Many people still use their microwaves to defrost frozen meat (this is a whole separate issue). Remember that juices from raw meat often carry harmful bacteria, so if you’re someone who does use the microwave to thaw meat, seafood, or poultry, you’ll have to take precautions to avoid cross-contamination. For instance, you should use separate microwave plates—keeping one for defrosting meat and another for heating foods you’ll eat immediately after—or wash your plate in hot, soapy water between uses to kill bacteria.
Now that we’ve covered the mistakes you might be making when storing and reheating leftovers, we’d like to touch on one falsehood we’ve seen time and again on the internet regarding one food that we “shouldn’t” be eating leftover: potatoes.
“Botulism, which is caused by a Clostridium botulinum (C. botulinum) bacterial infection causes a rare, yet serious, illness,” explains Tamika Sims, PhD, senior director of food technology communications at the International Food Information Council. “C. botulinum can be found on the surface of fruits, vegetables, and seafood, thus it’s extremely important to practice safe food handling during food preparation, especially when home canning, a practice that has gained interest recently. Safety practices include keeping seafood away from ready-to-eat foods and washing fruits and veggies before preparing them with cool running water.” (For the proper way to wash produce, see our guide here).

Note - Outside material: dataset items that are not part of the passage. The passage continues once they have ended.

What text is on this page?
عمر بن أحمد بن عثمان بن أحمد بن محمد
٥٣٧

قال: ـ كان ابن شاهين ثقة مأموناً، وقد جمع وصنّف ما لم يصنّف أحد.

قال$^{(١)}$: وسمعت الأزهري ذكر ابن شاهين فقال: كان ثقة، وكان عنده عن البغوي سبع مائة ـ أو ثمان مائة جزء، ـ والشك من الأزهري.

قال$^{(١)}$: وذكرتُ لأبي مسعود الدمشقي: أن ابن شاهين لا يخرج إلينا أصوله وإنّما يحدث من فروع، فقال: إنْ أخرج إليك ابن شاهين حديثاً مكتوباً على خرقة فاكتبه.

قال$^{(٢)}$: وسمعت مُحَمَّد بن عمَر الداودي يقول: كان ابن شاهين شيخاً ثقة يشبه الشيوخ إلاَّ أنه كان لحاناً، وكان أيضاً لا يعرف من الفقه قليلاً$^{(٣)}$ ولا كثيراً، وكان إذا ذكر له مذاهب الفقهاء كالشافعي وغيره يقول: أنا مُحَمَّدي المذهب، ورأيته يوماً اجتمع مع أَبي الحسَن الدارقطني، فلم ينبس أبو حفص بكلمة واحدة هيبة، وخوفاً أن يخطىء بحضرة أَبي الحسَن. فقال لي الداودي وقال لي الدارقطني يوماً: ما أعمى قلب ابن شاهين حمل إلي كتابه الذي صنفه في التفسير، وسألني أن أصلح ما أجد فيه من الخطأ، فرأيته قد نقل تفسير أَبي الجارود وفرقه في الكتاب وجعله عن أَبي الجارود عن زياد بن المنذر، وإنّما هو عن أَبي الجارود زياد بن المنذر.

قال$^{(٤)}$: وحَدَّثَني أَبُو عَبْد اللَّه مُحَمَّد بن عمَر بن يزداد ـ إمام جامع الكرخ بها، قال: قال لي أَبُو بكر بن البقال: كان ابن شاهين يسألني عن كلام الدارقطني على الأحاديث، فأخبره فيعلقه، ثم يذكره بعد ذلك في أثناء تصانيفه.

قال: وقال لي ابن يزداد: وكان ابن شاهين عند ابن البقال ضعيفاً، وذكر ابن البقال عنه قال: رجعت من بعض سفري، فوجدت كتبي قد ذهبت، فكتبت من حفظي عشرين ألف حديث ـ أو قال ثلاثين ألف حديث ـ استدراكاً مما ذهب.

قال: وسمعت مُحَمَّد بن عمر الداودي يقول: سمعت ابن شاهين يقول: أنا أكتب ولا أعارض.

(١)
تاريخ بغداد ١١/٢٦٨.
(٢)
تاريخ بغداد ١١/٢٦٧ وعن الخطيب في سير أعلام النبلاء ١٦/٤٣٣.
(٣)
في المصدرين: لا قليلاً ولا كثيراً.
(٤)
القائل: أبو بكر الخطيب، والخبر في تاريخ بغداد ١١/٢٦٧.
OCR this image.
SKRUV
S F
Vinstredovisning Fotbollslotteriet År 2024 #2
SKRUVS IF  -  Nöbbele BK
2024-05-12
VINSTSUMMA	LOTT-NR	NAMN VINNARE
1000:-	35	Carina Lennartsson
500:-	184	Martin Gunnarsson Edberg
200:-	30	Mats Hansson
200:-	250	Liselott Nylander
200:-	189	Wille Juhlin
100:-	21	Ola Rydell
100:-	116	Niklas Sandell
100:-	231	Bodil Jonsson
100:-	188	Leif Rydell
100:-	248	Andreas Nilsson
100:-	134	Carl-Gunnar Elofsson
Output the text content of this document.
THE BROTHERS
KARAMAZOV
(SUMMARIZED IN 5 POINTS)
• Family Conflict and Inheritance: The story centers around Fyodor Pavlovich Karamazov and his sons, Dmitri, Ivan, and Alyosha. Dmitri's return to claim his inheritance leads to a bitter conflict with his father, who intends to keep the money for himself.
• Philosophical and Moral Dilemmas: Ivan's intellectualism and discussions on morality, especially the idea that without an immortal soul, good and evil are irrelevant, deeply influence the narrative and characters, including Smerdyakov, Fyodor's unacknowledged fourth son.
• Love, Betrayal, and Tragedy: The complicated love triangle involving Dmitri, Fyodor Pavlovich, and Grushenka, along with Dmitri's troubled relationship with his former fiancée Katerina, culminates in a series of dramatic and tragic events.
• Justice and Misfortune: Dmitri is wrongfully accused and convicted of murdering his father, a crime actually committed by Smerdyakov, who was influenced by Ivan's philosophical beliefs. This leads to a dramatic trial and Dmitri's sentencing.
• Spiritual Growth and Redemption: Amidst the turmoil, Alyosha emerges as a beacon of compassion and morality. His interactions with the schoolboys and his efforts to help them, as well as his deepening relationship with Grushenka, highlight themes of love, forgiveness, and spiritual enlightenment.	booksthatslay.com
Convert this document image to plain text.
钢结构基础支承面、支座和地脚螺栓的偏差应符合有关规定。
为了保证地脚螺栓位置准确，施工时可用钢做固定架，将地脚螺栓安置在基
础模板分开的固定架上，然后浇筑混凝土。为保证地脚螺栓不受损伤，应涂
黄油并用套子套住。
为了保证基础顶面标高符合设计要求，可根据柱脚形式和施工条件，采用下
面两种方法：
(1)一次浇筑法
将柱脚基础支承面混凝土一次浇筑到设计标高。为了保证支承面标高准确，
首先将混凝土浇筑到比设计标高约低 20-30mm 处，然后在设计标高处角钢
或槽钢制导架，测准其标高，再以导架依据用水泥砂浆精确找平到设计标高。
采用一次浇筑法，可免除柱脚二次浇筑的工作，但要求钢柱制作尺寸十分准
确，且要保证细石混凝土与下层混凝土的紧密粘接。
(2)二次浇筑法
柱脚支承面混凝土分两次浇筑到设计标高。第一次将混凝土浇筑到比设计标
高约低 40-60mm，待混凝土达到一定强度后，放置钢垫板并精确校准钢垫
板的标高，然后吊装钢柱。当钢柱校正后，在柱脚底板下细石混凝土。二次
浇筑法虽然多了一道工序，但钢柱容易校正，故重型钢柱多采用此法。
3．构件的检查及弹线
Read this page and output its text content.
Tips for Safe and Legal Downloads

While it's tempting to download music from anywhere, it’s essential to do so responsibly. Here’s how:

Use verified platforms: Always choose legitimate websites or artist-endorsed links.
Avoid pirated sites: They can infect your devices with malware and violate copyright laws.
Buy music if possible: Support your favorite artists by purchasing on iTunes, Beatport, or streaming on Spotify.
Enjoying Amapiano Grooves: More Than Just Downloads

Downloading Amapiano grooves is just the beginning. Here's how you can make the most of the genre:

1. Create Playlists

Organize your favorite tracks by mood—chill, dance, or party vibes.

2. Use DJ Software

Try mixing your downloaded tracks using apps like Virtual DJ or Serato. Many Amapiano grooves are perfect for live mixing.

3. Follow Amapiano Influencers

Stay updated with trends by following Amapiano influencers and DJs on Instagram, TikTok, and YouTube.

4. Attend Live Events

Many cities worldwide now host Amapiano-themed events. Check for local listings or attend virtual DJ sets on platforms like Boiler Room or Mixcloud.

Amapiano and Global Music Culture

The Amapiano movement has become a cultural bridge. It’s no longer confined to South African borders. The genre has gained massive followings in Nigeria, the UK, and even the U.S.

That being said, at warmer temperatures, potatoes are particularly prone to growing Clostridium botulinum, the bacteria that causes botulism. You can help prevent this by following Sims’ advice and properly washing potatoes, avoiding cross contamination, and stashing cooked spuds in the fridge as soon as you pull them from the oven or boiling water. For foil-wrapped potatoes, the CDC adds that “keeping potatoes that have been baked while wrapped in aluminum foil hot (at temperatures above 140°F) until they are served, or refrigerating them with the foil loosened,” is the safest storage method.
But final word: “Heating or reheating potatoes via a microwave or any other device cannot cause botulism,” Sims affirms.